31.10.11

La haine de la famille – Catherine Cusset


Comme toujours chez Catherine Cusset, il y a beaucoup de la propre histoire de l’auteur qui se retrouve dans ce roman assez spécial.

Comme l’auteur, celle qui parle et tente de raconter sa famille, est sortie d’Ulm. Comme l’auteur, elle est professeur de lettres (Cusset l’est en littérature française à New York). Comme celle de l’auteur, la famille est bourgeoise, installée, la mère juge aux affaires familiales, mère de quatre enfants dont trois Normaliens, le père cadre supérieur chez ESSO et énarque. Comme l’auteur, celle qui raconte partage sa vie entre la France et les Etats-Unis. Etc…

D’ailleurs, et c’est ce qui dérange dans ce livre, on ne sait pas vraiment si c’est sa propre vie que Cusset raconte ou une vie fictive. La frontière entre un vécu que l’on devine lourd et la fiction, œuvre de l’esprit, semble ténue.

Un livre structuré entre deux parties très différentes, presqu’en rupture. La première partie, qui représente environ les deux tiers du récit, est une véritable critique assassine d’une famille en apparence bien sous tous rapports.
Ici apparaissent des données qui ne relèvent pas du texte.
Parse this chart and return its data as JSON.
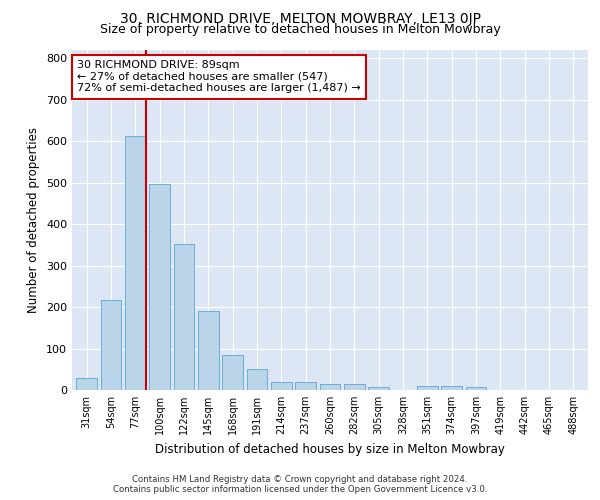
{
  "title": "30, RICHMOND DRIVE, MELTON MOWBRAY, LE13 0JP",
  "subtitle": "Size of property relative to detached houses in Melton Mowbray",
  "xlabel": "Distribution of detached houses by size in Melton Mowbray",
  "ylabel": "Number of detached properties",
  "bin_labels": [
    "31sqm",
    "54sqm",
    "77sqm",
    "100sqm",
    "122sqm",
    "145sqm",
    "168sqm",
    "191sqm",
    "214sqm",
    "237sqm",
    "260sqm",
    "282sqm",
    "305sqm",
    "328sqm",
    "351sqm",
    "374sqm",
    "397sqm",
    "419sqm",
    "442sqm",
    "465sqm",
    "488sqm"
  ],
  "bar_values": [
    30,
    218,
    613,
    497,
    353,
    190,
    84,
    51,
    20,
    20,
    15,
    15,
    8,
    0,
    10,
    10,
    7,
    0,
    0,
    0,
    0
  ],
  "bar_color": "#bad4ea",
  "bar_edge_color": "#6aaed6",
  "vline_color": "#cc0000",
  "annotation_text": "30 RICHMOND DRIVE: 89sqm\n← 27% of detached houses are smaller (547)\n72% of semi-detached houses are larger (1,487) →",
  "annotation_box_color": "#ffffff",
  "annotation_box_edge": "#cc0000",
  "ylim": [
    0,
    820
  ],
  "yticks": [
    0,
    100,
    200,
    300,
    400,
    500,
    600,
    700,
    800
  ],
  "plot_background": "#dce6f5",
  "footnote": "Contains HM Land Registry data © Crown copyright and database right 2024.\nContains public sector information licensed under the Open Government Licence v3.0.",
  "title_fontsize": 10,
  "subtitle_fontsize": 9,
  "xlabel_fontsize": 8.5,
  "ylabel_fontsize": 8.5
}
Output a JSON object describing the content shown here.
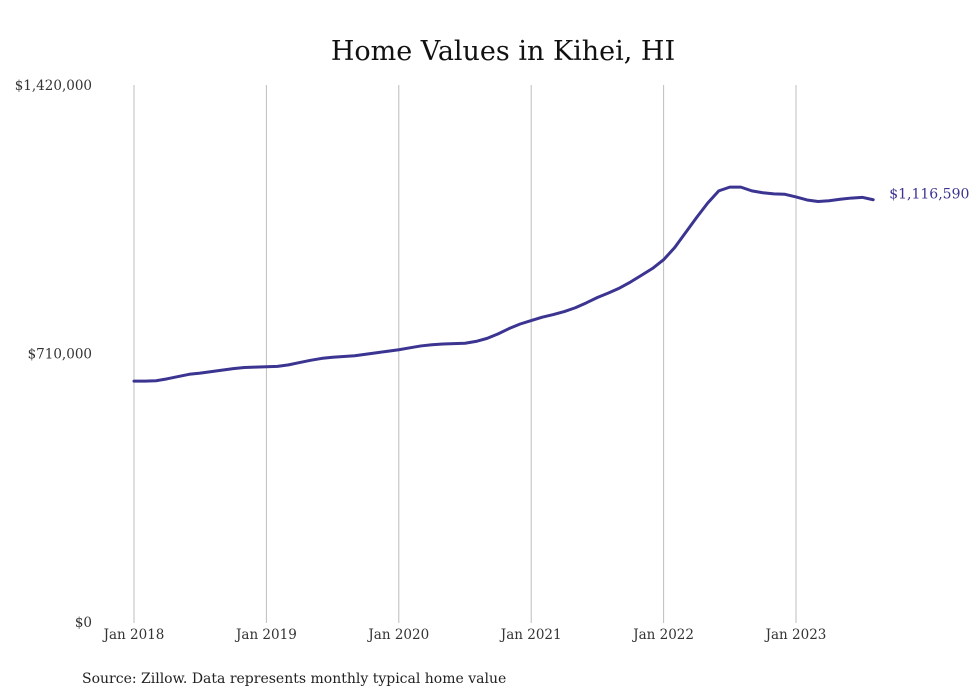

Sous des aspects rangés et policés, c’est un rapport amour-haine qui régit l’essentiel des relations entre les parents et leurs enfants. Des parents qui se détestent et qui maintiennent un semblant d’unité parce qu’il est impossible pour une JAF de divorcer et parce que le sexe tient un rôle prépondérant dans ce couple qui ne communique que par les cris, les accusations sans fondements du mari auxquelles l’épouse répond par un refuge permanent à l’écoute de France Culture sur cinq postes de radio à la fois.

Des enfants qui n’existent que par les résultats scolaires, la réussite sanctionnée par les meilleurs diplômes mais qui n’ont pas véritablement d’existence affective et qui vivent dans le stress permanent de l’insécurité créée par leurs parents.

Le ton est lourd, violent et évoque un besoin d’évacuation psychanalytique. Le récit en devient trop personnel ce qui en rend l’appropriation virtuellement impossible et impose une distanciation préjudiciable.

La deuxième partie est plus légère. Elle évoque les premières années et les prouesses de la grand-mère maternelle, avocate et juive, et qui sut échapper avec culot et sang-froid à la gestapo.

Comme souvent chez Cusset, l’affiliation juive constitue une trame indispensable et la mise en perspective à l’Histoire, celle de l’holocauste, est prépondérante.

Cette deuxième partie est aussi la moins réussie, la plus convenue. Elle manque d’allant et d’inspiration et contribue à encore plus déséquilibrer un récit jusqu’alors en équilibre précaire.

Il en résulte un livre globalement très décevant et qui hésite entre l’autobiographie au petit vitriol et le romanesque qui rate son envol. Bref, ce qu’on appelle un ratage.